There's another related text which contains these lists of buddhas and their times and their characteristics. It's called the Bhadrakalpikasutra. Some of you might be familiar with it. And Bhadrakalpika means it talks about the bhadrakalpa, kalpa means eon. And it's a list of buddhas but not from the past but looking ahead in the future. So it actually starts with the first Buddha in the bhadrakalpa that is Kakusandha and goes through Sakyamuni, our Buddha, and Maitreya and then 996 more buddhas are still to come within this Bhadra era. ... So at this point, you might be wondering the text that I'm primarily concerned with contains 15 buddhas.
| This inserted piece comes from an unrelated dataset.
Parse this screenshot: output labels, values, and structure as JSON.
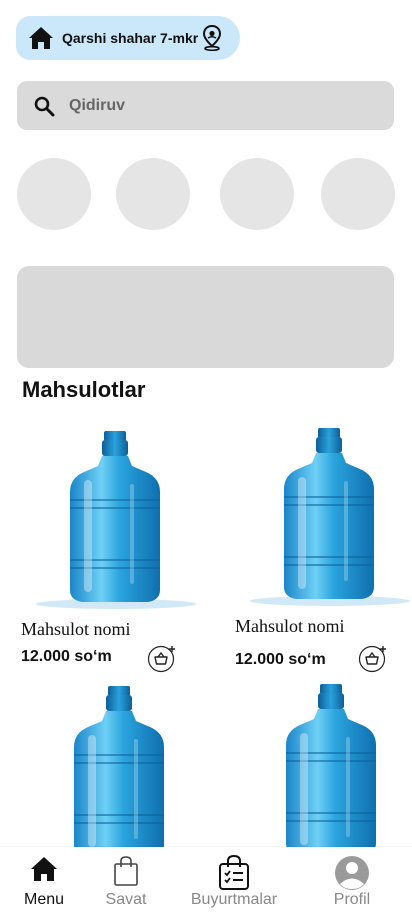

I mentioned another one that enumerates 1001 buddhas and there are many other numbers. There's a famous early sutra, the [inaudible] sutra, which has seven buddhas which seems to be the original number. There's another polytext called Buddhavamsa which lists 25 buddhas. And significantly in that case, it lists 25 buddhas but it begins with Dipankara and that's particularly an important moment within the history of the buddhas plural, Dipankara has a special importance which I will explain in a few minutes. Just I'll mention one other number, the Mahavastu which is a Sanskrit biography of the Buddha, also has a list of buddhas. It has a long list, 331,140,263 buddhas from the remote inconceivable past down to the present time of Sakyamuni...
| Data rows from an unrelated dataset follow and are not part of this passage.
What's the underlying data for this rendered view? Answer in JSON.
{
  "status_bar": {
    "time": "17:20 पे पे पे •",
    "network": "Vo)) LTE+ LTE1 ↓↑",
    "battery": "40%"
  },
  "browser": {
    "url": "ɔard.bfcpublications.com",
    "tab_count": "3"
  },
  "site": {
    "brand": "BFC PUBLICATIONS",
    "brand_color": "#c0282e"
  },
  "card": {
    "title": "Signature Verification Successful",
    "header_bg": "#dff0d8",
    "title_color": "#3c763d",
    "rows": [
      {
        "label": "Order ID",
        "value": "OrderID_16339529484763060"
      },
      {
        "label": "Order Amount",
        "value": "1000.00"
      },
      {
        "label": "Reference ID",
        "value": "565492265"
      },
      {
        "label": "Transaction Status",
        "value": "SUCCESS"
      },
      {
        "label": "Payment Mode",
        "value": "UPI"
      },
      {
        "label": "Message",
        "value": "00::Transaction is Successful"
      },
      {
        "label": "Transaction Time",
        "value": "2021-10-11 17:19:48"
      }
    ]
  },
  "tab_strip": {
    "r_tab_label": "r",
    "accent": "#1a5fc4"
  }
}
So how many buddhas are there? I finally come back to the question. Infinite number. Why infinite? Because time is infinite in the Buddhas conception both in the past and the future. There is no beginning. There is no end. And throughout history, buddhas are either present or most of the time in the process of forming at some time. And that's why the Mahavastu can say in all seriousness that there are 331 million et cetera buddhas. There're actually much more than that. There are an infinite number. But these different texts or these different presentations, usually by the Buddha himself, simply address the issue or explain the issue in a limited scope because you can't, well the Buddha can talk about, understand eternity but we can't. So it takes -- These different texts are really slices of history, slices of Buddha history, which is infinite from beginning to end. Some of them talk about the recent past. Some of them talk about a little farther in the past. Some go into the future. Some are concerned mainly with the future. But they're all just pieces of the big picture. I call them slices of history...
In the list of 15, there's Sakyamuni the first and of course it doesn't say the first. I just put together those numbers. He was number eight. I don't know. I'm not sure. And then Sakyamuni the second. But there's another point about that which I didn't mention. I talked about that list in the Mahavastu of 331,140,263 buddhas. What I didn't say is that out of the 300 million, out of the 331, 300 million were named Sakyamuni. And according to that text, there was a stretch of 30 million buddhas in a row that were all had the same name. And I have thought about and failed to understand what that, why that is and what that means. But there is -- You know, buddhas are and by impression, they're more or less the same and their images, I don't think I have one here, but you see in Gandhari and other sculptures, you see sets of buddhas like the seven buddhas or sometimes eight buddhas and they're all almost exactly the same. So there seems to be a range of possibilities that buddhas are always similar and they can be very similar and sometimes they are absolutely identical.